Risks, Challenges and Strengths represented by the exercise of journalism in Venezuela

Caracas.- On the day of freedom of the press and within the framework of the celebration of the 30th anniversary of the Communication Research Center of the Andrés Bello Catholic University (CIC-UCAB) in September, the Medianalisis Civil Association joined the organization of the “Communications Month”, an open space to discuss the risks, challenges and strengths that journalism represents today in Venezuela.

The first meeting entitled Freedom of the Press in Venezuela? It was led by journalist and professor León Hernández, who shared with a panel made up of journalist Luisa Torrealba, researcher and professor of communication rights, journalism, ethics and communication policies at the Central University of Venezuela (UCV), and Andrés Cañizález, journalist, researcher and founding director of Medianalysis, who focused their interventions on the communicational hegemony that currently surrounds the country’s information ecosystem. .

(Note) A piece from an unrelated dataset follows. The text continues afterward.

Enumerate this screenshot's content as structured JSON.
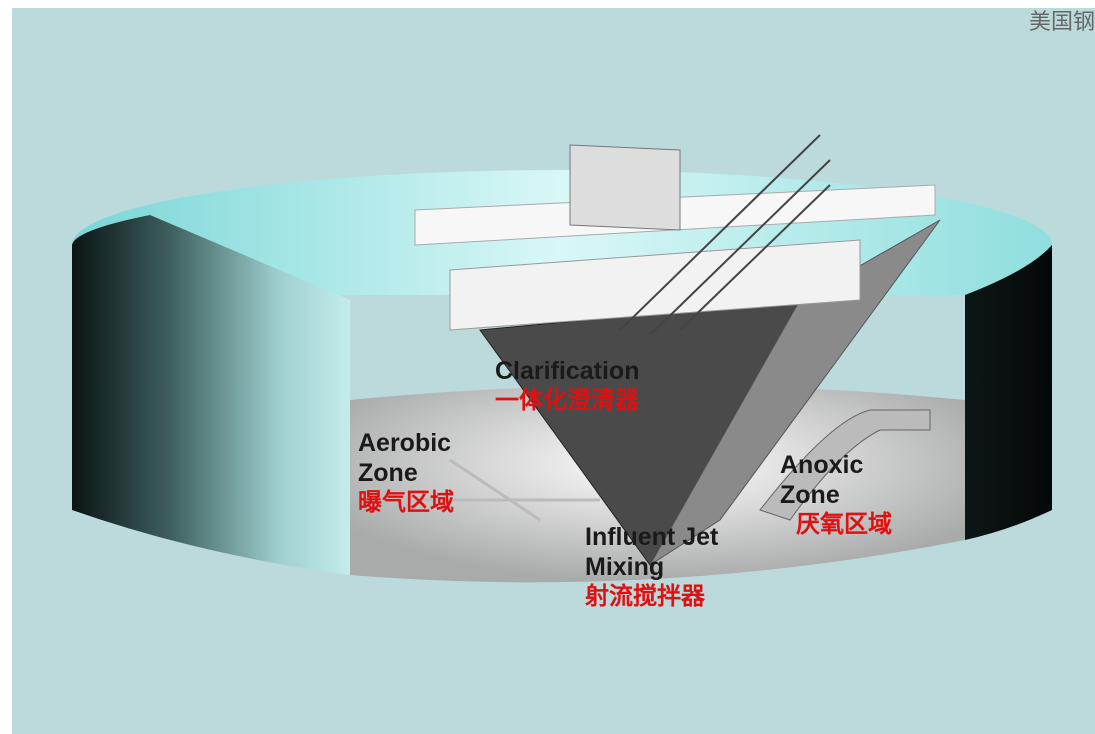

“There is a worsening of communications restrictions that has meant that citizens have fewer opportunities and options to access information,” commented Professor Torrealba at the beginning of her speech, and added as data to confirm her assertion, that for the In the year 2000, the Communication Research Institute (of the UCV) documented that there were approximately 142 print media in the country, while currently, in 2022, less than 20 active print media are registered.
In his opinion, these dramatic numbers are an indicator of how the range of options that must exist in a democracy has been limited, so that citizens can choose which way to get information.
In this sense, the journalist Andrés Cañizález added that journalists and the media lived through a stage of many physical and verbal attacks that have been changing over time, in the same way he expressed his concern regarding the restrictions that they live in addition to the professionals of communication, the common citizen, to whom the so-called Law of Hate has been applied for exposing their point of view on the different social platforms.
He recalled that in the midst of the pandemic generated by the COVID-19 virus, doctors, nurses and journalists were persecuted so that they would not report on the reality that was being experienced at that time.
For her part, Luisa Torrealba noted that, in the Venezuelan case related to the pandemic, there was persecution once morest journalists and media outlets that reported autonomously and independently on the number of cases and deaths, in addition to persecution of health workers who published the lack of supplies and biosafety equipment.
“For me it is the most worrying moment, where ordinary Venezuelans feel afraid and vulnerable to give an opinion, because simply saying something on a social network can lead to prison,” revealed Cañizález.

Communicational hegemony

Andrés Cañizález indicated that today in Venezuela we are experiencing the result of a political decision to remain in power and this result can be read in how the printed media practically no longer exist, he also lamented the cases that have been registered in the radio system, “for at least once a month there is a closure of a radio station at the regional level”.
Regarding the control of national television in the country, he revealed that the Government has power over the public channels that stopped reporting, which benefits the regime by making it a unique voice in the media space.
Of the 22 television stations that broadcast throughout the national territory, not all broadcast in open signal, Torrealba assured in this sense that 9 television stations correspond to the private sector and 13 to the public system, and stated that hegemony is not only measured in numbers but in the real and effective broadcasting capacity and reach of the media.

sophistication in restraint

The journalist and researcher Luisa Torrealba agreed with what was stated by her colleague Andrés Cañizález, as she assured that for 20 years the Government has sophisticated its way of restricting the press and journalists, she commented that previously, from the National Telecommunication Commission, He made an appeal to the media to try to persuade them not to release information that might seem uncomfortable, however, at this time the calls are more direct, personal and threatening.

“Now the citizen who wants to express himself is threatened and attacked, but also the information source, a person who provides information to the media can also be persecuted, harassed and threatened,” said Torrealba, who also considers that now violating the right to health, personal integrity and life.